The Improbable Research Nobel Prize Award ceremony was held at Harvard Thursday night to award this year’s scientific projects that “make people laugh, then make them think,” as the organizers, the Annals of Improbable Research, put it.
The awards, held every year since 1991, are meant to “raise the question: How do you decide what's important and what's not, and what's real and what's not — in science and everywhere else?,” write the organizers. And, each year, the awards do just that, lofting projects unlikely to win a real Nobel Prize into the scientific limelight in a zany show that asks the question, why is this science so uproarious?
This year’s Psychology prize went to the authors of "'Beauty Is in the Eye of the Beer Holder': People Who Think They Are Drunk Also Think They Are Attractive." In that paper, the winning team noted in an experiment that French men who believe they are drunk also believe that they are more attractive. That suggested two things: one, that the “beer goggles” effect applies not just to the sudden object of an intoxicated person’s desire, but to their self-perception, as well. Two, that you don’t even have to be intoxicated to experience this effect; you just have to think you are.

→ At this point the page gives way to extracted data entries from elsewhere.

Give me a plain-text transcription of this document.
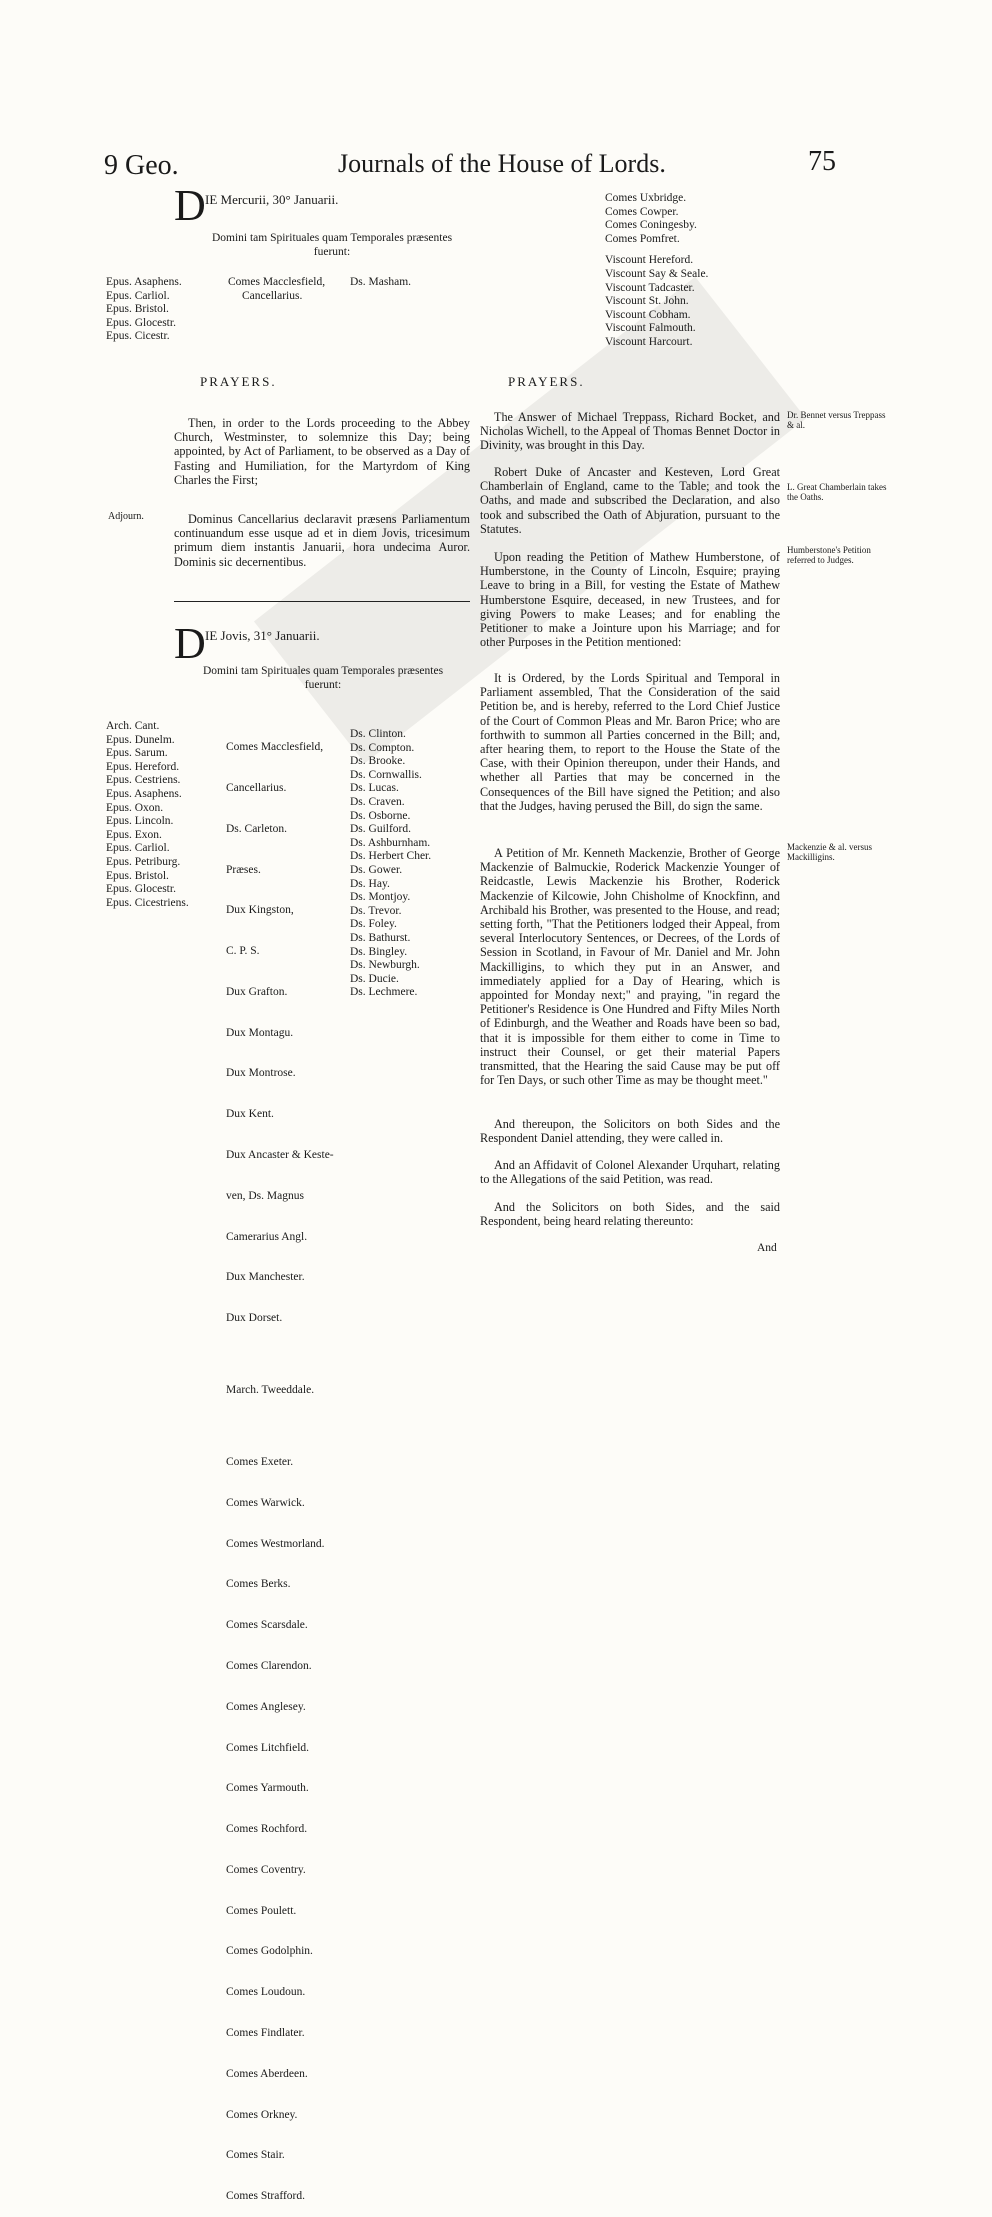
9 Geo.	Journals of the House of Lords.	75
D IE Mercurii, 30° Januarii.
Domini tam Spirituales quam Temporales præsentes
fuerunt:
Epus. Asaphens.
Epus. Carliol.
Epus. Bristol.
Epus. Glocestr.
Epus. Cicestr.
Comes Macclesfield,
Cancellarius.
Ds. Masham.
Comes Uxbridge.
Comes Cowper.
Comes Coningesby.
Comes Pomfret.
Viscount Hereford.
Viscount Say & Seale.
Viscount Tadcaster.
Viscount St. John.
Viscount Cobham.
Viscount Falmouth.
Viscount Harcourt.
PRAYERS.	PRAYERS.
Then, in order to the Lords proceeding to the Abbey Church, Westminster, to solemnize this Day; being appointed, by Act of Parliament, to be observed as a Day of Fasting and Humiliation, for the Martyrdom of King Charles the First;
Adjourn.	Dominus Cancellarius declaravit præsens Parliamentum continuandum esse usque ad et in diem Jovis, tricesimum primum diem instantis Januarii, hora undecima Auror. Dominis sic decernentibus.
D IE Jovis, 31° Januarii.
Domini tam Spirituales quam Temporales præsentes
fuerunt:
Arch. Cant.
Epus. Dunelm.
Epus. Sarum.
Epus. Hereford.
Epus. Cestriens.
Epus. Asaphens.
Epus. Oxon.
Epus. Lincoln.
Epus. Exon.
Epus. Carliol.
Epus. Petriburg.
Epus. Bristol.
Epus. Glocestr.
Epus. Cicestriens.

Comes Macclesfield,

Cancellarius.

Ds. Carleton.

Præses.

Dux Kingston,

C. P. S.

Dux Grafton.

Dux Montagu.

Dux Montrose.

Dux Kent.

Dux Ancaster & Keste-

ven, Ds. Magnus

Camerarius Angl.

Dux Manchester.

Dux Dorset.

March. Tweeddale.

Comes Exeter.

Comes Warwick.

Comes Westmorland.

Comes Berks.

Comes Scarsdale.

Comes Clarendon.

Comes Anglesey.

Comes Litchfield.

Comes Yarmouth.

Comes Rochford.

Comes Coventry.

Comes Poulett.

Comes Godolphin.

Comes Loudoun.

Comes Findlater.

Comes Aberdeen.

Comes Orkney.

Comes Stair.

Comes Strafford.

Ds. Clinton.
Ds. Compton.
Ds. Brooke.
Ds. Cornwallis.
Ds. Lucas.
Ds. Craven.
Ds. Osborne.
Ds. Guilford.
Ds. Ashburnham.
Ds. Herbert Cher.
Ds. Gower.
Ds. Hay.
Ds. Montjoy.
Ds. Trevor.
Ds. Foley.
Ds. Bathurst.
Ds. Bingley.
Ds. Newburgh.
Ds. Ducie.
Ds. Lechmere.
The Answer of Michael Treppass, Richard Bocket, and Nicholas Wichell, to the Appeal of Thomas Bennet Doctor in Divinity, was brought in this Day.
Dr. Bennet versus Treppass & al.
Robert Duke of Ancaster and Kesteven, Lord Great Chamberlain of England, came to the Table; and took the Oaths, and made and subscribed the Declaration, and also took and subscribed the Oath of Abjuration, pursuant to the Statutes.
L. Great Chamberlain takes the Oaths.
Upon reading the Petition of Mathew Humberstone, of Humberstone, in the County of Lincoln, Esquire; praying Leave to bring in a Bill, for vesting the Estate of Mathew Humberstone Esquire, deceased, in new Trustees, and for giving Powers to make Leases; and for enabling the Petitioner to make a Jointure upon his Marriage; and for other Purposes in the Petition mentioned:
Humberstone's Petition referred to Judges.
It is Ordered, by the Lords Spiritual and Temporal in Parliament assembled, That the Consideration of the said Petition be, and is hereby, referred to the Lord Chief Justice of the Court of Common Pleas and Mr. Baron Price; who are forthwith to summon all Parties concerned in the Bill; and, after hearing them, to report to the House the State of the Case, with their Opinion thereupon, under their Hands, and whether all Parties that may be concerned in the Consequences of the Bill have signed the Petition; and also that the Judges, having perused the Bill, do sign the same.
A Petition of Mr. Kenneth Mackenzie, Brother of George Mackenzie of Balmuckie, Roderick Mackenzie Younger of Reidcastle, Lewis Mackenzie his Brother, Roderick Mackenzie of Kilcowie, John Chisholme of Knockfinn, and Archibald his Brother, was presented to the House, and read; setting forth, "That the Petitioners lodged their Appeal, from several Interlocutory Sentences, or Decrees, of the Lords of Session in Scotland, in Favour of Mr. Daniel and Mr. John Mackilligins, to which they put in an Answer, and immediately applied for a Day of Hearing, which is appointed for Monday next;" and praying, "in regard the Petitioner's Residence is One Hundred and Fifty Miles North of Edinburgh, and the Weather and Roads have been so bad, that it is impossible for them either to come in Time to instruct their Counsel, or get their material Papers transmitted, that the Hearing the said Cause may be put off for Ten Days, or such other Time as may be thought meet."
Mackenzie & al. versus Mackilligins.
And thereupon, the Solicitors on both Sides and the Respondent Daniel attending, they were called in.
And an Affidavit of Colonel Alexander Urquhart, relating to the Allegations of the said Petition, was read.
And the Solicitors on both Sides, and the said Respondent, being heard relating thereunto:
And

Of course, "the perceived attractiveness lies in the eyes of the ‘beer holder’ and is not shared by anyone else," write the authors in the paper, published in the British Journal of Psychology.

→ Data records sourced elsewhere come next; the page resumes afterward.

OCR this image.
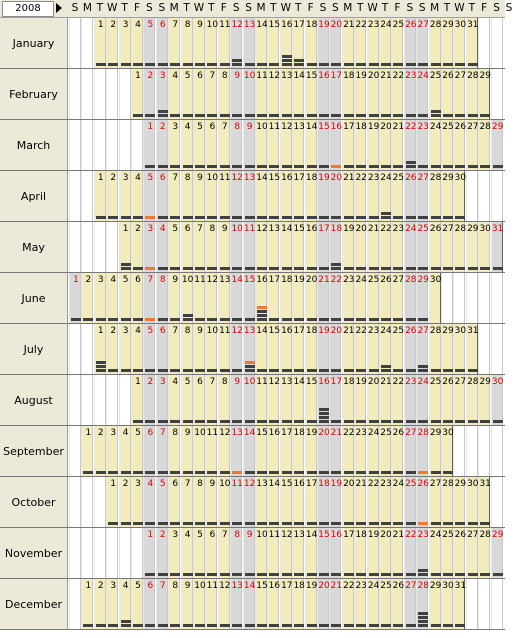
2008	S M T W T F S S M T W T F S S M T W T F S S M T W T F S S M T W T F S S
January
1 2 3 4 5 6 7 8 9 10 11 12 13 14 15 16 17 18 19 20 21 22 23 24 25 26 27 28 29 30 31
February
1 2 3 4 5 6 7 8 9 10 11 12 13 14 15 16 17 18 19 20 21 22 23 24 25 26 27 28 29
March
1 2 3 4 5 6 7 8 9 10 11 12 13 14 15 16 17 18 19 20 21 22 23 24 25 26 27 28 29
April
1 2 3 4 5 6 7 8 9 10 11 12 13 14 15 16 17 18 19 20 21 22 23 24 25 26 27 28 29 30
May
1 2 3 4 5 6 7 8 9 10 11 12 13 14 15 16 17 18 19 20 21 22 23 24 25 26 27 28 29 30 31
June
1 2 3 4 5 6 7 8 9 10 11 12 13 14 15 16 17 18 19 20 21 22 23 24 25 26 27 28 29 30
July
1 2 3 4 5 6 7 8 9 10 11 12 13 14 15 16 17 18 19 20 21 22 23 24 25 26 27 28 29 30 31
August
1 2 3 4 5 6 7 8 9 10 11 12 13 14 15 16 17 18 19 20 21 22 23 24 25 26 27 28 29 30
September
1 2 3 4 5 6 7 8 9 10 11 12 13 14 15 16 17 18 19 20 21 22 23 24 25 26 27 28 29 30
October
1 2 3 4 5 6 7 8 9 10 11 12 13 14 15 16 17 18 19 20 21 22 23 24 25 26 27 28 29 30 31
November
1 2 3 4 5 6 7 8 9 10 11 12 13 14 15 16 17 18 19 20 21 22 23 24 25 26 27 28 29
December
1 2 3 4 5 6 7 8 9 10 11 12 13 14 15 16 17 18 19 20 21 22 23 24 25 26 27 28 29 30 31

In biology and astronomy, the award went to an international team that told us that lost African dung beetles look to the Milky Way to navigate their way home. The poetic experiment involved fitting the beetles, which roll other animal’s dung into little balls, with snug, bantam caps that obscured their vision of the stars. Without the guiding swath of light high above, the beetles got lost, confirming that the lowest of the low beetles were, in fact, celestially inclined. The beetles might be in the gutter – or, worse perhaps, in the dung – but they sure are looking at the stars.
The medicine prize was awarded to a Japanese team that assessed the effect of listening to opera on how mice heart transplant patients fared (the mice fared well). Naturally, the award show included an opera performance.
And the awards show, as usual, was hurried along as an 8-year-old girl on stage goaded the winners into quickly summarizing why their papers were important and sighing them off the stage in boredom. Real Nobel laureates were also on hand to bestow the prizes on the winners.
"I feel honored to receive the award," says Brad Bushman, a professor at The Ohio State University an an author on the "Beer Holder" paper.
"Real Nobel Laureates handed them out," he says.
For the first time, the winners received not just fame and glory, but cash prizes: $10 trillion Zimbabwe dollars, or about four US dollars. For the audience, there was a contest to take home a possibly even grander prize: a date with a Nobel laureate (a real one).
Representatives from all the winning teams were there to collect the prizes, except for one Thai team, whose research included a note about the risks that ducks pose to human extremities. That team sent an acceptance speech in lieu of their presence. Nobel laureate Eric Maskin read it.
Other winners include the inventors of a “electro-mechanical system to trap airplane hijackers" and the discovers of the useful information that “people would be physically capable of running across the surface of a pond — if those people and that pond were on the moon.”